A narrativa parece estar em um ciclo, mas, a cada mulher, a história se inova. Charles Bukowski é conhecido como “velho safado”. O livro Mulheres teria sido baseado em suas aventuras e o personagem Chinaski seria seu alter ego.

A obra é indicada somente para maiores de idade, pois contém cenas de sexo e linguagem obscena.

* Ilustração de capa de livro

A cidade do sol

“Atenção mulheres: vocês deverão permanecer em casa. Não é adequado uma mulher circular pelas ruas sem estar indo a um local determinado. Quem sair de casa deverá se fazer acompanhar de um mahram, um parente de sexo masculino. A mulher que for apanhada sozinha na rua será espancada e mandada de volta para casa”.

Depois do sucesso de críticas e vendas “O caçador de pipas”, Khaled Hosseini volta com o seu segundo livro, A cidade do sol. O livro foi lançado em 2007 e permaneceu por 21 semanas na lista do the new york times best-seller de ficção, atingindo 100 milhões de leitores.

A história tem como tema central duas mulheres afegãs que, seguindo a tradição do país, foram compradas como esposas do sapateiro Rashid. As mulheres tinham o dever de cozinhar, limpar, ter filhos e servir ao marido em todos os seus desejos com perfeição, simplesmente por serem mulheres.

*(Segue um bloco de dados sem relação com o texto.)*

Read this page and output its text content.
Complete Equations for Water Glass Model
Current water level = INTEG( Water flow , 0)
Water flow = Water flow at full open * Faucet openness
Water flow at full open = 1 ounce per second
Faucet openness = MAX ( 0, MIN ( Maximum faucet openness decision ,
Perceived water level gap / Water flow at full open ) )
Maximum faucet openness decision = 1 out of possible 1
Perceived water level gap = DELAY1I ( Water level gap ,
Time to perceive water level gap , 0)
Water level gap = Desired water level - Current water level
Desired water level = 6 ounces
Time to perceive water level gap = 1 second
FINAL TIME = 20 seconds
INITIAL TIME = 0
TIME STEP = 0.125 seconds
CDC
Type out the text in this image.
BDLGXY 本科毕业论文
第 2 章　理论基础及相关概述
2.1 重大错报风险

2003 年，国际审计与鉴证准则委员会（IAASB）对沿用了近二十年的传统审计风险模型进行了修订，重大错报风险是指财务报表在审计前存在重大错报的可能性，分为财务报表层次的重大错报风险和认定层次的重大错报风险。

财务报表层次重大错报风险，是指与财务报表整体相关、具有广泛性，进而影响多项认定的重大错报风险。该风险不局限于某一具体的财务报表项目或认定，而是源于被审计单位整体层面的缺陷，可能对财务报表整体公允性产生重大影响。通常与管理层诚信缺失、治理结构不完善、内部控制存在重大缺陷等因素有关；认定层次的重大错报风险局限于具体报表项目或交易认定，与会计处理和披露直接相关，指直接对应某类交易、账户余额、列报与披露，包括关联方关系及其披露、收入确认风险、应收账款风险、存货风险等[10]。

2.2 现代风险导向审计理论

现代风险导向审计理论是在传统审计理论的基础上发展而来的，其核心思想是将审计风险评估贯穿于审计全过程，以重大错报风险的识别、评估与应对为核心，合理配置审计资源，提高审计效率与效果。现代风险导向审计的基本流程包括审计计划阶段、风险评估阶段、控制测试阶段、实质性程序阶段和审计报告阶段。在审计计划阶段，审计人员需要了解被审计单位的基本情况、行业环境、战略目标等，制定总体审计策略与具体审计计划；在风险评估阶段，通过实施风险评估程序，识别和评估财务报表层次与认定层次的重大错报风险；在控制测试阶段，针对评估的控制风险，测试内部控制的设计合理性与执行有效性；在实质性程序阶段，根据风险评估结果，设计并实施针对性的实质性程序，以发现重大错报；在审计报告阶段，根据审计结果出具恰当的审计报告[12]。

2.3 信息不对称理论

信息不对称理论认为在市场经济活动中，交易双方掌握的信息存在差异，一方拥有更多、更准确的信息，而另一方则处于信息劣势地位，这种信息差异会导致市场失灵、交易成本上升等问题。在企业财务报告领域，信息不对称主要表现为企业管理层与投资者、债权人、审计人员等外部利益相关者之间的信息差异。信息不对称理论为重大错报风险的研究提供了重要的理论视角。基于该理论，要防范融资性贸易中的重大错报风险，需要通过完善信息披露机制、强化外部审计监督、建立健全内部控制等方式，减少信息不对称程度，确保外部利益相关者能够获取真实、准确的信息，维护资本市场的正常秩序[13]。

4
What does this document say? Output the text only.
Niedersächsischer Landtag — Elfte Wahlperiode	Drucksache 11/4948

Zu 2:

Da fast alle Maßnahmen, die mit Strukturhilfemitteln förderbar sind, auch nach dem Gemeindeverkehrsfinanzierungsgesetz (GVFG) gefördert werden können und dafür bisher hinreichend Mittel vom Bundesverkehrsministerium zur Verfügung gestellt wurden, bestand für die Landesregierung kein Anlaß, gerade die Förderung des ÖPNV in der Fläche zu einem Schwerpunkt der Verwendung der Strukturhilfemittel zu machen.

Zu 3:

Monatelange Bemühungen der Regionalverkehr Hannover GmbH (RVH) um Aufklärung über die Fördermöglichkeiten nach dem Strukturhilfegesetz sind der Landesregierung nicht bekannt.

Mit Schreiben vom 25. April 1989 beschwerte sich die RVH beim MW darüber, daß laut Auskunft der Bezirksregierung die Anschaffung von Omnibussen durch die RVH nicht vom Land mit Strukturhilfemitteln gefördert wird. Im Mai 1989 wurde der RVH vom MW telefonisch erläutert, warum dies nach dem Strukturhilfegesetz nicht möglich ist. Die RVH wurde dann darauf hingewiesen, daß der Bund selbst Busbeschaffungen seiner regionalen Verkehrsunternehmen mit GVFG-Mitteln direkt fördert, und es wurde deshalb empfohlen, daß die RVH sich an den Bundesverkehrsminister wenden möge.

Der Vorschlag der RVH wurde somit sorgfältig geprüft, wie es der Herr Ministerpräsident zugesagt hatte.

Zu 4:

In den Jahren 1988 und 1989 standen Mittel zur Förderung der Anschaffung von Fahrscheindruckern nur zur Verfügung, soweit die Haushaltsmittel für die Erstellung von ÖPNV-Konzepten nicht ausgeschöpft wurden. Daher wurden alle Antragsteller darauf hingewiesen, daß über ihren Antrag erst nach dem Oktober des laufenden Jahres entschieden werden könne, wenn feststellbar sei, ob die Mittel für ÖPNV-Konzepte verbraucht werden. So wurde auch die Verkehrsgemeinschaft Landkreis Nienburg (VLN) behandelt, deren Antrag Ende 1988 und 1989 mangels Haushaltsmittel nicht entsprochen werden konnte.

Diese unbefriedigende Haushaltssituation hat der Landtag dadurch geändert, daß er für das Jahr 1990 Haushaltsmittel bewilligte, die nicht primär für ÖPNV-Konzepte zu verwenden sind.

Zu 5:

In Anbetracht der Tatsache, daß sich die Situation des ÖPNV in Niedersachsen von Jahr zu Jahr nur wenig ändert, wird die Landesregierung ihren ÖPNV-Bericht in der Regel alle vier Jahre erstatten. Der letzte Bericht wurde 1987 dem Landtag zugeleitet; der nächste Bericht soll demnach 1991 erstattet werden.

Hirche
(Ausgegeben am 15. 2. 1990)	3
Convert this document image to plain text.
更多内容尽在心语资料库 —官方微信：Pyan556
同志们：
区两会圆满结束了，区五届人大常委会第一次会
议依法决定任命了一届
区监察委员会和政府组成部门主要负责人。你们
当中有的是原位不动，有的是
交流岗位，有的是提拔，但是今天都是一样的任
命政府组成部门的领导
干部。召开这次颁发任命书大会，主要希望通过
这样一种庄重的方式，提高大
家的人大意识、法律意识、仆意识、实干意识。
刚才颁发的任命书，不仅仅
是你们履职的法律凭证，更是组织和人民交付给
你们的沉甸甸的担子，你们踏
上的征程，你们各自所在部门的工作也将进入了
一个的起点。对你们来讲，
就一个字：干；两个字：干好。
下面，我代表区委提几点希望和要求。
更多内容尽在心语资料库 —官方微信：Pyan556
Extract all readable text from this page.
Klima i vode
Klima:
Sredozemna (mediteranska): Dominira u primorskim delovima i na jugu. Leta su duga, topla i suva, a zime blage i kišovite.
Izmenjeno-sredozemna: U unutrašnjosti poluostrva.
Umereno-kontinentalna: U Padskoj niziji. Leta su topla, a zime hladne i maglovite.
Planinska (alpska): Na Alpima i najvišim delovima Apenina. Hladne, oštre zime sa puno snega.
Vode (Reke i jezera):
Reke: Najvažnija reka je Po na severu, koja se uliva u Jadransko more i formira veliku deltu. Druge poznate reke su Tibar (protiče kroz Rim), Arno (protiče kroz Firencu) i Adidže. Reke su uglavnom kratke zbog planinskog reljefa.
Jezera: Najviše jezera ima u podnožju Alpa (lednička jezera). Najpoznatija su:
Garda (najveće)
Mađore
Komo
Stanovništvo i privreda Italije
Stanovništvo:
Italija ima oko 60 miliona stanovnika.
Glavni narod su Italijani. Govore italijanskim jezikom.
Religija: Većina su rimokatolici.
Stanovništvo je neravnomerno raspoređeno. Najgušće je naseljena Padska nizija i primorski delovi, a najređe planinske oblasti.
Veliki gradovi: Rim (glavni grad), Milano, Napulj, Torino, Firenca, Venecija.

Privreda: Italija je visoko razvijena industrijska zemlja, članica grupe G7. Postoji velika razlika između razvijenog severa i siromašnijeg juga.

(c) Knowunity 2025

Quando a situação foge do controle, muitos maridos partem para a agressão, atitude socialmente aceita, já que muitos crimes, ou atos considerados crimes – como sorrir em público – são punidos com espancamentos. E nesta família não é diferente. Até que as esposas tomam uma atitude.

A maneira como o autor retrata a vida e o sofrimento das personagens Mariam e Laila faz com que o leitor sinta a dor, o sofrimento e o desespero vividos por elas. A história, mesmo sendo uma ficção, é a realidade de muitas mulheres pelo mundo inteiro e a maneira como é contada aproxima o leitor dessa realidade.